To Build Or Buy A Physical Identity & Access Management (PIAM) Software

Ideal COTS solutions take cost, customization and convenience into account

Physical identity and access management (PIAM) software enables streamlined management of security identities across disparate physical security systems. In this article, Ajay Jain, President and CEO of Quantum Secure, explains that PIAM software can ensure synchronized and policy-based on- and off-boarding of each individual identity by integrating physical with logical systems. It would also ascertain total ongoing control of their physical access levels across multiple security systems. PIAM software is a ready-made solution to upgrade and enhance physical security strategies; to remain compliant with requirements mandated by various regulations, or to integrate and maintain alignment with security policies during and after a corporate consolidation. The decision to build or buy a PIAM software solution should be based on the 3Cs of cost, convenience and customization. 

With the growing recognition of the importance of PIAM comes a need for each user to decide whether the software should be developed internally, or whether it should be purchased as a commercial off-the-shelf (COTS) solution. 

The appeal of building an in-house custom application is often founded on the belief that company processes, business challenges and unique needs are better understood within the organization and that the solution can be developed more accurately and less expensively this way. Conversely, many identity management issues and requirements are similar in nature and it may save time, and potentially money, to purchase a COTS package developed by a more specialized software developer. 

Understanding the differences between the build or buy approach can yield significant benefits. There are three key areas that should be considered when making the choice between an in-house developed solution and a COTS package − cost, customization and convenience. 

Cost of the software

Unlike an in-house developed software program, costs for COTS solutions can be negotiated and determined up front. Any additions or custom development can be quantified prior to the start of the project and a schedule for incremental upgrades or changes can be identified for budgeting purposes. In addition, COTS solutions usually provide a better ROI over the long term based on more robust features, greater reliability and ability to scale at a lower cost than an in-house solution. 

PIAM software is a ready-made solution to upgrade and enhance physical security strategies

When considering an in-house developed solution, costs must include the time-intensive process of developing the outline/application, assigning personnel and determining charge-back costs for development, testing and support.

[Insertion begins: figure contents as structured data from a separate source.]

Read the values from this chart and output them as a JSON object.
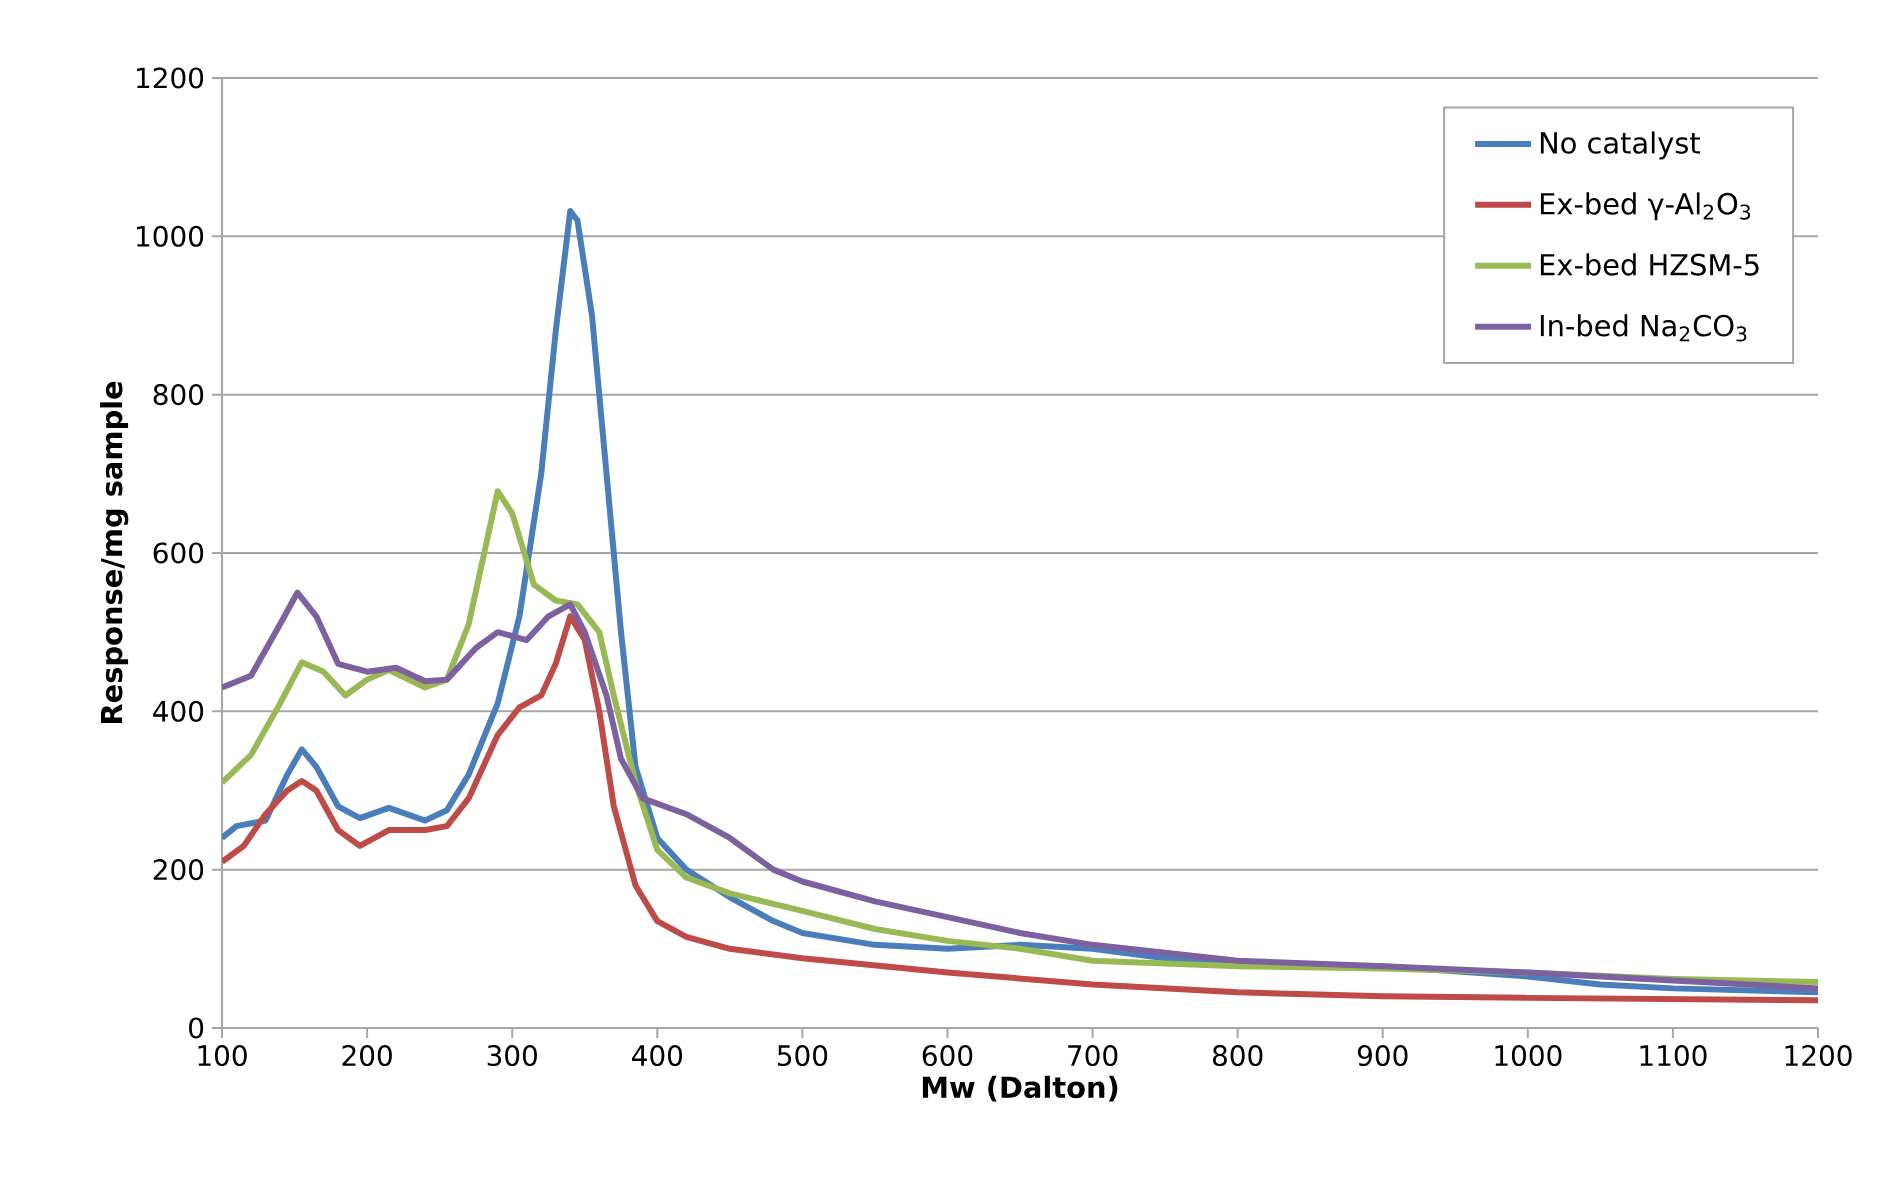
{
  "chart_data": {
    "type": "line",
    "xlabel": "Mw (Dalton)",
    "ylabel": "Response/mg sample",
    "xlim": [
      100,
      1200
    ],
    "ylim": [
      0,
      1200
    ],
    "xticks": [
      100,
      200,
      300,
      400,
      500,
      600,
      700,
      800,
      900,
      1000,
      1100,
      1200
    ],
    "yticks": [
      0,
      200,
      400,
      600,
      800,
      1000,
      1200
    ],
    "grid": "y",
    "legend": "top right",
    "marker": "none",
    "line_style": "solid",
    "series": [
      {
        "name": "No catalyst",
        "color": "#4a7ebb",
        "x": [
          100,
          110,
          130,
          145,
          155,
          165,
          180,
          195,
          215,
          240,
          255,
          270,
          290,
          305,
          320,
          330,
          340,
          345,
          355,
          365,
          375,
          385,
          400,
          420,
          450,
          480,
          500,
          550,
          600,
          650,
          700,
          750,
          800,
          900,
          1000,
          1050,
          1100,
          1200
        ],
        "values": [
          240,
          255,
          262,
          320,
          352,
          330,
          280,
          265,
          278,
          262,
          275,
          320,
          410,
          520,
          700,
          880,
          1032,
          1020,
          900,
          700,
          500,
          330,
          240,
          200,
          165,
          135,
          120,
          105,
          100,
          105,
          100,
          88,
          82,
          78,
          65,
          55,
          50,
          45
        ]
      },
      {
        "name": "Ex-bed γ-Al$_{2}$O$_{3}$",
        "color": "#be4b48",
        "x": [
          100,
          115,
          130,
          145,
          155,
          165,
          180,
          195,
          215,
          240,
          255,
          270,
          290,
          305,
          320,
          330,
          340,
          350,
          360,
          370,
          385,
          400,
          420,
          450,
          500,
          600,
          700,
          800,
          900,
          1000,
          1200
        ],
        "values": [
          210,
          230,
          270,
          300,
          312,
          300,
          250,
          230,
          250,
          250,
          255,
          290,
          370,
          405,
          420,
          460,
          520,
          490,
          400,
          280,
          180,
          135,
          115,
          100,
          88,
          70,
          55,
          45,
          40,
          38,
          35
        ]
      },
      {
        "name": "Ex-bed HZSM-5",
        "color": "#98b954",
        "x": [
          100,
          120,
          140,
          155,
          170,
          185,
          200,
          215,
          240,
          255,
          270,
          290,
          300,
          315,
          330,
          345,
          360,
          370,
          385,
          400,
          420,
          450,
          500,
          550,
          600,
          650,
          700,
          800,
          900,
          1000,
          1100,
          1200
        ],
        "values": [
          310,
          345,
          410,
          462,
          450,
          420,
          440,
          452,
          430,
          440,
          510,
          678,
          650,
          560,
          540,
          535,
          500,
          420,
          310,
          225,
          190,
          170,
          148,
          125,
          110,
          100,
          85,
          78,
          75,
          70,
          62,
          58
        ]
      },
      {
        "name": "In-bed Na$_{2}$CO$_{3}$",
        "color": "#7d60a0",
        "x": [
          100,
          120,
          140,
          152,
          165,
          180,
          200,
          220,
          240,
          255,
          275,
          290,
          310,
          325,
          340,
          350,
          365,
          375,
          390,
          420,
          450,
          480,
          500,
          550,
          600,
          650,
          700,
          800,
          900,
          1000,
          1100,
          1200
        ],
        "values": [
          430,
          445,
          510,
          550,
          520,
          460,
          450,
          455,
          438,
          440,
          480,
          500,
          490,
          520,
          535,
          500,
          420,
          340,
          290,
          270,
          240,
          200,
          185,
          160,
          140,
          120,
          105,
          85,
          78,
          70,
          60,
          50
        ]
      }
    ]
  }
}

Because of the nature and complexity of the PIAM application, the development must take into consideration workflow that integrates a variety of business system processes, as well as the integration between existing hardware and/or software systems. For example, when one set of privileges changes, whether physical or logical, that alteration must trigger automatic, complementary revisions in other sets. 

With regards to the development team, assignment of personnel is dependent upon the technology resource pool and their experience with this platform. The team may also have to be expanded to include personnel with expertise in specific business processes. 

Given these pros and cons, recent trends indicate that organizations are more frequently turning to external professional resources that offer application-targeted solutions built on best practices and with a proven track record. 

Customizing the Software Solution

In many organizations and vertical industries, state and federal regulatory compliance is the impetus for instituting an identity management program – whether it is Sarbanes-Oxley, CFATS, NERC/FERC, HIPAA or one of many others. Government agencies perhaps face the greatest need for compliance including FIPS 201/HSPD-12 credentialing requirements and TSA regulations for airports. 

Custom solutions that are in compliance with access control requirements mandated by any of the various agencies or regulations are more readily available from vendors who understand the requirements both from the business/regulation side and from the technical side. The work is done and built into the application and in most instances the software program will meet the customer’s requirements out of the box. 

Convenience

Operation and use of PIAM software must easily and readily include the capability to manage all types of identities including permanent and temporary employees, contractors, service providers and vendors. It should be an easy and straightforward process to manage details of a physical identity, such as biographic and biometric information as well as results of security checks and historical usage. In addition to aggregating access level information from various systems, PIAM software should encompass details such as risk level, area owner, multiple approvers and prerequisites for access. The system must also provide audit trails of all transactions. These features and other proven system amenities make implementation and use of COTS software more convenient than a home-grown solution.  

The ideal COTS solution will take cost, customization and convenience into account. It should fully integrate data from disparate physical security and IT and operational systems, automate manual security processes around contractors and reduce both costs and risks. The host of applications provided to automate physical security system functions must include physical identity management, role-based access, self-service administration, identity/event correlation and reporting. Control should be provided through a single Web-based interface that is easy to manage and use. 

A properly designed and engineered COTS solution for physical access and identity management will be your most cost effective solution.